CivArchive
    Zeroscope V2 XL (txt2video) - v1.0

    Stop! These models are not for txt2img inference!

    Don't put them in your stable-diffusion-webui/models directory and expect to make images!

    So what are these?

    These are new Modelscope based models for txt2video, optimized to produce 16:9 video compositions. They've been trained on 9,923 video clips and 29,769 tagged frames at 24 fps, 1024x576 res.

    Note that these are the bigger brothers to the https://civarchive.com/models/96454/zeroscope-v2-576w-txt2video models. The XL models use 15.3GB of VRAM when rendering 30 fps at 1024x576.

    Where do they go?

    Drop them in the \stable-diffusion-webui\models\ModelScope\t2v folder

    It's imperative you rename the text2video_pytorch_model.pt to .pth extension after downloading.

    The files must be named open_clip_pytorch_model.bin, and text2video_pytorch_model.pth

    Who made them? Original Source?

    https://huggingface.co/cerspense/zeroscope_v2_XL

    What else do I need?

    These models are specifically for use with the txt2video Auto1111 WebUI Extension

    Description

    FAQ

    Comments (11)

    EnjuJun 25, 2023· 2 reactions
    CivitAI

    15.3 gb vram :cry:

    ElunaJun 25, 2023· 2 reactions
    CivitAI

    You know you tagged this one "text2video" but the previous one "txt2video," so they are separate when checking for each other by tag?

    Brings up the issue there's no associative tagging on the site, so a lot of related content isn't discoverable via similar tags. For instance, when someone writes a tag "Full Metal Alchemist," but someone else only uses "FMA," they are separate in tag searches.

    ... I should really post this on the Ideas, I know, but I also don't know how to elaborate this - if it hasn't been before. Summary of all this is: Synonym tags should have a way of being linked so everything is properly grouped together, or something to the same effect.

    theally
    Author
    Jun 25, 2023

    Good catch - fixed, and noted! That's perfect for submission to Ideas.

    ElunaJun 26, 2023· 1 reaction

    @theally Got'cha and got it up.
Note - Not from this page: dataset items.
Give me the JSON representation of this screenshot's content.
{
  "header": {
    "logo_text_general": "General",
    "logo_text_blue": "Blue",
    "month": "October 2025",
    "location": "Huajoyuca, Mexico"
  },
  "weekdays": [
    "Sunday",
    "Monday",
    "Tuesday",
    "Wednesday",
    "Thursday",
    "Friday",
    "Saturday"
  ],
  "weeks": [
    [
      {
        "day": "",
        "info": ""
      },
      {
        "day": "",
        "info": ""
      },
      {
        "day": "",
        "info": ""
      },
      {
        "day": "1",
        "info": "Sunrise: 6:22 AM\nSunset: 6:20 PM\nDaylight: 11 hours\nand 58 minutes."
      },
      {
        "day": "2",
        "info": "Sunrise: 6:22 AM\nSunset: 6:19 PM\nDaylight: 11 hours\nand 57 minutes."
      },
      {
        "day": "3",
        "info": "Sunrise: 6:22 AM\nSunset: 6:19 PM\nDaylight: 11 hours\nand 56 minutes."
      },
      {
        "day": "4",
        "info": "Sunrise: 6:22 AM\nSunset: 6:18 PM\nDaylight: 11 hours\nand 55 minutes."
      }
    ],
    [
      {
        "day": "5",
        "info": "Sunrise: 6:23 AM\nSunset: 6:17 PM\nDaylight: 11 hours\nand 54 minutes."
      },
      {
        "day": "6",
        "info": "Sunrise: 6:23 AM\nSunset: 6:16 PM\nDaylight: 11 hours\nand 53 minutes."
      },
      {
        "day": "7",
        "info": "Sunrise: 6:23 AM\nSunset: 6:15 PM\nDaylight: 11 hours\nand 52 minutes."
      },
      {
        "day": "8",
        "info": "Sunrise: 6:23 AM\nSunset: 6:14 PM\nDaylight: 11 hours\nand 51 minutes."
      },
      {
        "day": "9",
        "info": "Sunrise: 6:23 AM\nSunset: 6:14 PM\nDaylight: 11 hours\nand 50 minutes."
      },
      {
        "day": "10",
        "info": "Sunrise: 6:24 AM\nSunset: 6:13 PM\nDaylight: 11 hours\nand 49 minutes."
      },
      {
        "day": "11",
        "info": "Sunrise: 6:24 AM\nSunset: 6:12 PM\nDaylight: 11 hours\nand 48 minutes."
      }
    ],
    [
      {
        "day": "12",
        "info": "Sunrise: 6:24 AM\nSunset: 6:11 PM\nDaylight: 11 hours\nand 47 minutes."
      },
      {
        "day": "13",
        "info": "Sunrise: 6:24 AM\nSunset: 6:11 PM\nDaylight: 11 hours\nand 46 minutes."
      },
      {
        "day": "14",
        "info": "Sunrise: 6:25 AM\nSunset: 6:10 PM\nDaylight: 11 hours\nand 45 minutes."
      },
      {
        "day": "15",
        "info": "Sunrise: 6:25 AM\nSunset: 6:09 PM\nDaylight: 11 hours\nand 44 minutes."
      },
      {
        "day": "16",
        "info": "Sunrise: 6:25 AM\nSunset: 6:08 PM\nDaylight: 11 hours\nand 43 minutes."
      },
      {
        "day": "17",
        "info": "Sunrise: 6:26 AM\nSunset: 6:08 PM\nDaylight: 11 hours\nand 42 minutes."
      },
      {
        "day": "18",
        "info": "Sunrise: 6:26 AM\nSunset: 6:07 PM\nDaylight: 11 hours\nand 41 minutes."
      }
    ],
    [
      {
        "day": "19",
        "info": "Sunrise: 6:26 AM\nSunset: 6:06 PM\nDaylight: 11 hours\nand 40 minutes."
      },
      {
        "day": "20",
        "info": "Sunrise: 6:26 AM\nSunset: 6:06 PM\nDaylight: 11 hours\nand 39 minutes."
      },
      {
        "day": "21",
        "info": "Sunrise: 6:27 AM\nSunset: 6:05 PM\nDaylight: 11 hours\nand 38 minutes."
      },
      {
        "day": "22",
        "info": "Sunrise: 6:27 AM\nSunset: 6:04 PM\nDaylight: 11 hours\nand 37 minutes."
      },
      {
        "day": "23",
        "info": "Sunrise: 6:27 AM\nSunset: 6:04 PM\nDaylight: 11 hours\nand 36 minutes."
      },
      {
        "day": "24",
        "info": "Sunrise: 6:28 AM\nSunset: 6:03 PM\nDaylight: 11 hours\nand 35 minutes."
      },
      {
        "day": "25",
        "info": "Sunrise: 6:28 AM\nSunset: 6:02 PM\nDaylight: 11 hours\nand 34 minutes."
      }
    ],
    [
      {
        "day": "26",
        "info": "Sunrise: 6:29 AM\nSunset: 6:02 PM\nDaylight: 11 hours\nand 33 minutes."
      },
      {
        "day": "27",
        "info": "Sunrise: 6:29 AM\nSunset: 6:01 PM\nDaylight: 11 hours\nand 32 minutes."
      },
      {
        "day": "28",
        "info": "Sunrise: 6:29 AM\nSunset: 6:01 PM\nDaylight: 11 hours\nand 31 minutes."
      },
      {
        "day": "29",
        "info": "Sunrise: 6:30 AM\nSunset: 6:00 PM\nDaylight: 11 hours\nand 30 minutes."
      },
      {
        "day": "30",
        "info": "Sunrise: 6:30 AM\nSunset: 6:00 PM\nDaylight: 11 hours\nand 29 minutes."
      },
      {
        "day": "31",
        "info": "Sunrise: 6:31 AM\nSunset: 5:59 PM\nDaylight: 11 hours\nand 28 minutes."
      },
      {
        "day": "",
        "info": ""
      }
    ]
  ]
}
Found the formal terms "Tag Aliases" and "Tag Implications." I apologize in advance if this is implemented, for the extra work in upkeep.

    louimposteurJun 25, 2023· 1 reaction
    CivitAI

    Hi, thanks a lot sharing!! i was wondering if this needs any other instalation besides the two files there im trying to use it on 1111 extention and i realise that there is also a config file and a vq gan encoder for modelscope are those the same? also, do you recomend using the small version first? also noticing that this needs xformers running.

    theally
    Author
    Jun 25, 2023· 1 reaction

    You can use Modelsope's VQGAN/Config - I'm not even sure they're required, perhaps they are. If you have at least 15GB of VRAM there's no need to use the small model - go straight for the big leagues! And I don't use xformers, Torch 2.0, sdp attention gang over here.

    louimposteurJun 25, 2023

    cool im gonna try that thanks!!

    louimposteurJun 26, 2023· 1 reaction

    it works like a charm!!!!!!!

    restofaceJun 26, 2023· 1 reaction

    Tip of the day! every model you need to edit the config. More VRAM the better and stay inbound in frame size as per given model.

    halr9000Jun 25, 2023
    CivitAI

    Curious if this would work wide screen 16:9? Or portrait only?

    happygoAug 17, 2023· 1 reaction
    CivitAI

    tested this out and only getting watermarked shutterstock videos playing, under models only modelscope is shown, had to create the two folder ModelScope/t2v in models dir, on extention shows models/text2video and the extention is in extentions folder and looking at all json and .py files nothing is calling for the ModelScope directory, so idk.